One study was excluded from the comparison as it used the ASTRO definition of biochemical disease free status. It would have been appropriate to compare to other reports, all of which use PSA thresholds as definitions of biochemical failure. Uchida et al (2004) followed 85 patients for at least one year and observed that 97, 75, 33 and 0% of patients with a pre-HIFU PSA < 10, 10-20, 20-30 and >30 ng/ml, respectfully remained with no biochemical evidence of recurrence.

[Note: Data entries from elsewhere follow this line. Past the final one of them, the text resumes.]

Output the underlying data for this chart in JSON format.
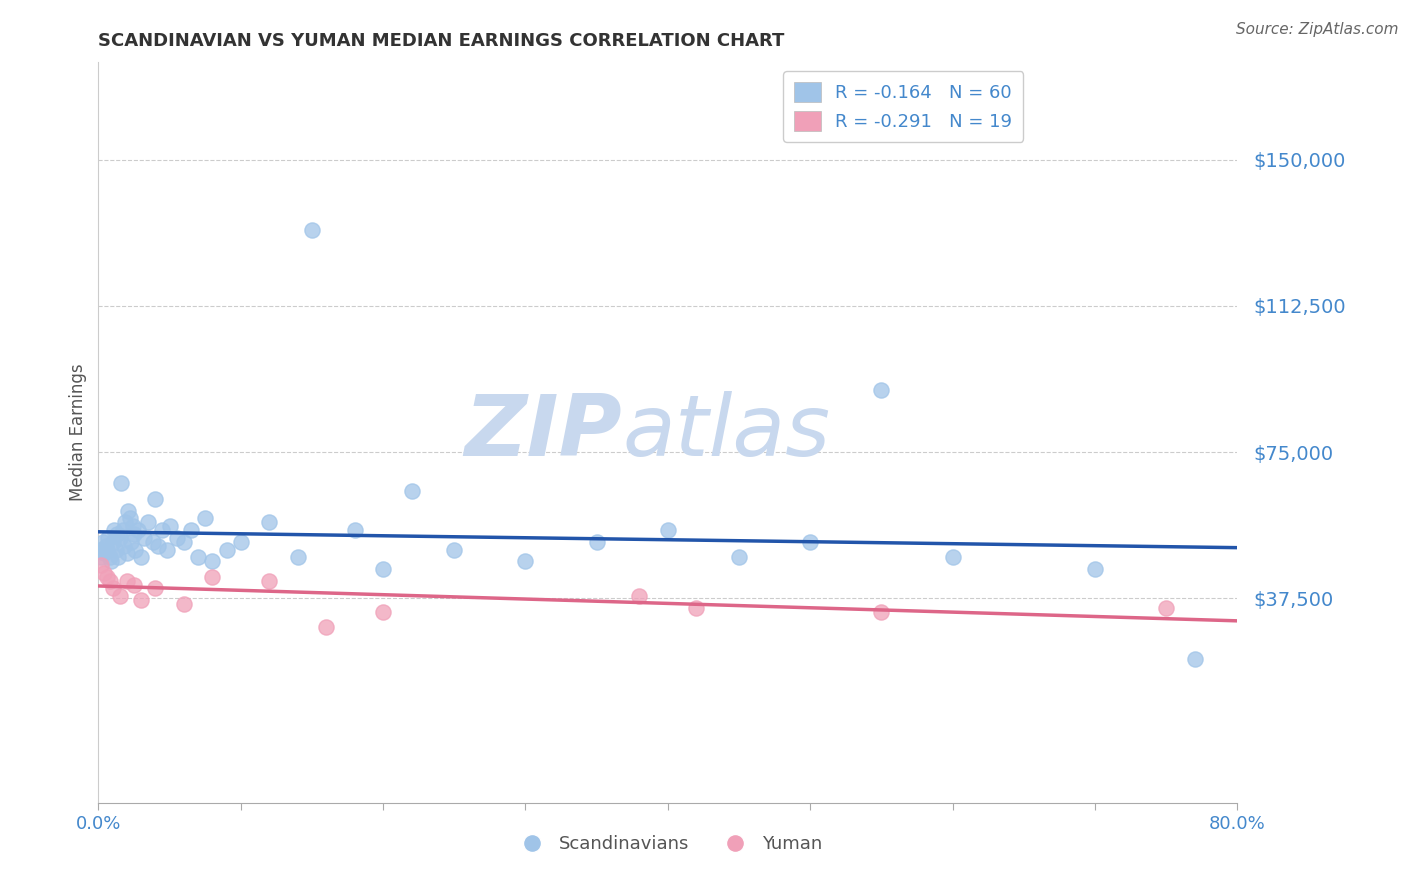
{
  "title": "SCANDINAVIAN VS YUMAN MEDIAN EARNINGS CORRELATION CHART",
  "source": "Source: ZipAtlas.com",
  "ylabel": "Median Earnings",
  "xlim": [
    0.0,
    0.8
  ],
  "ylim": [
    -15000,
    175000
  ],
  "ytick_vals": [
    0,
    37500,
    75000,
    112500,
    150000
  ],
  "ytick_labels": [
    "",
    "$37,500",
    "$75,000",
    "$112,500",
    "$150,000"
  ],
  "xtick_positions": [
    0.0,
    0.1,
    0.2,
    0.3,
    0.4,
    0.5,
    0.6,
    0.7,
    0.8
  ],
  "xtick_labels": [
    "0.0%",
    "",
    "",
    "",
    "",
    "",
    "",
    "",
    "80.0%"
  ],
  "blue_color": "#A0C4E8",
  "pink_color": "#F0A0B8",
  "blue_line_color": "#2255AA",
  "pink_line_color": "#DD6688",
  "R_blue": -0.164,
  "N_blue": 60,
  "R_pink": -0.291,
  "N_pink": 19,
  "blue_x": [
    0.001,
    0.002,
    0.003,
    0.004,
    0.005,
    0.006,
    0.007,
    0.008,
    0.009,
    0.01,
    0.011,
    0.012,
    0.013,
    0.014,
    0.015,
    0.016,
    0.017,
    0.018,
    0.019,
    0.02,
    0.021,
    0.022,
    0.023,
    0.024,
    0.025,
    0.026,
    0.028,
    0.03,
    0.032,
    0.035,
    0.038,
    0.04,
    0.042,
    0.045,
    0.048,
    0.05,
    0.055,
    0.06,
    0.065,
    0.07,
    0.075,
    0.08,
    0.09,
    0.1,
    0.12,
    0.14,
    0.15,
    0.18,
    0.2,
    0.22,
    0.25,
    0.3,
    0.35,
    0.4,
    0.45,
    0.5,
    0.55,
    0.6,
    0.7,
    0.77
  ],
  "blue_y": [
    50000,
    48000,
    52000,
    49000,
    51000,
    50000,
    53000,
    48000,
    47000,
    52000,
    55000,
    50000,
    54000,
    48000,
    53000,
    67000,
    55000,
    51000,
    57000,
    49000,
    60000,
    58000,
    52000,
    56000,
    54000,
    50000,
    55000,
    48000,
    53000,
    57000,
    52000,
    63000,
    51000,
    55000,
    50000,
    56000,
    53000,
    52000,
    55000,
    48000,
    58000,
    47000,
    50000,
    52000,
    57000,
    48000,
    132000,
    55000,
    45000,
    65000,
    50000,
    47000,
    52000,
    55000,
    48000,
    52000,
    91000,
    48000,
    45000,
    22000
  ],
  "pink_x": [
    0.002,
    0.004,
    0.006,
    0.008,
    0.01,
    0.015,
    0.02,
    0.025,
    0.03,
    0.04,
    0.06,
    0.08,
    0.12,
    0.16,
    0.2,
    0.38,
    0.42,
    0.55,
    0.75
  ],
  "pink_y": [
    46000,
    44000,
    43000,
    42000,
    40000,
    38000,
    42000,
    41000,
    37000,
    40000,
    36000,
    43000,
    42000,
    30000,
    34000,
    38000,
    35000,
    34000,
    35000
  ],
  "watermark_zip": "ZIP",
  "watermark_atlas": "atlas",
  "watermark_color": "#C8D8EE",
  "background_color": "#FFFFFF",
  "grid_color": "#CCCCCC",
  "tick_color": "#4488CC",
  "title_color": "#333333",
  "legend_text_color": "#333333"
}
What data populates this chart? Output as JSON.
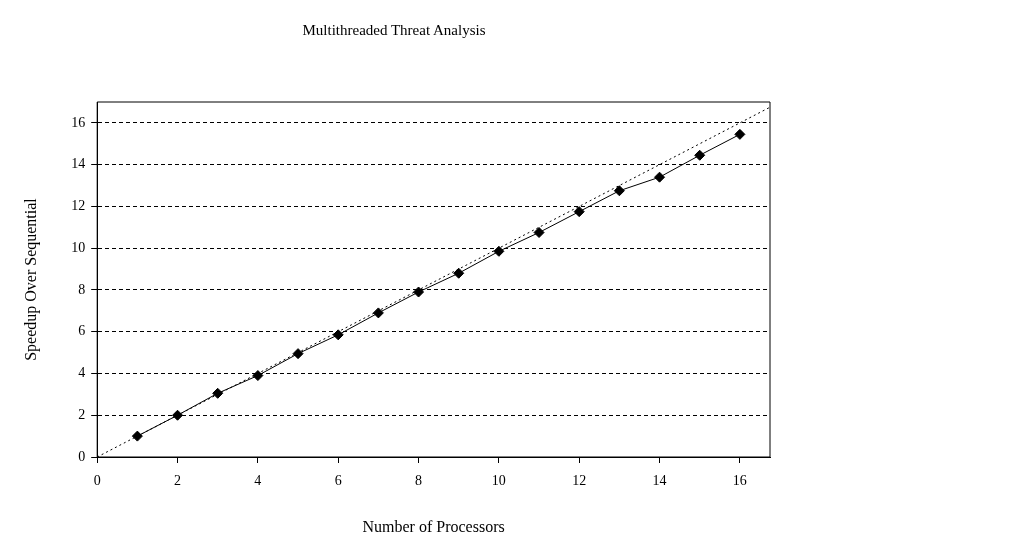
{
  "chart_data": {
    "type": "line",
    "title": "Multithreaded Threat Analysis",
    "xlabel": "Number of Processors",
    "ylabel": "Speedup Over Sequential",
    "xlim": [
      0,
      16.75
    ],
    "ylim": [
      0,
      17
    ],
    "xticks": [
      0,
      2,
      4,
      6,
      8,
      10,
      12,
      14,
      16
    ],
    "yticks": [
      0,
      2,
      4,
      6,
      8,
      10,
      12,
      14,
      16
    ],
    "grid": "y",
    "legend": false,
    "series": [
      {
        "type": "line",
        "color": "#000000",
        "marker": "diamond",
        "line_style": "solid",
        "x": [
          1,
          2,
          3,
          4,
          5,
          6,
          7,
          8,
          9,
          10,
          11,
          12,
          13,
          14,
          15,
          16
        ],
        "values": [
          1,
          2,
          3.05,
          3.9,
          4.95,
          5.85,
          6.9,
          7.9,
          8.8,
          9.85,
          10.75,
          11.75,
          12.75,
          13.4,
          14.45,
          15.45
        ]
      },
      {
        "type": "line",
        "color": "#000000",
        "marker": "none",
        "line_style": "dotted",
        "x": [
          0,
          16.75
        ],
        "values": [
          0,
          16.75
        ]
      }
    ]
  }
}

The ideal measure of efficacy of a prostate cancer therapy is cancer specific survival. Unfortunately, the follow-up to generate such results is on the order of 20 to 25 years. The urologic community has accepted short-term surrogate markers such as biochemical survival and biopsy results as sufficiently accurate predictors of long-term results. Those observed when HIFU technology is utilized to treat prostate cancer are encouraging at the very least and are associated with a more than acceptable morbidity profile. Research is ongoing and as more and more patients undergo this therapy it is expected that the results will improve solidifying the role of HIFU as a preferred therapy for clinically localized prostate cancer.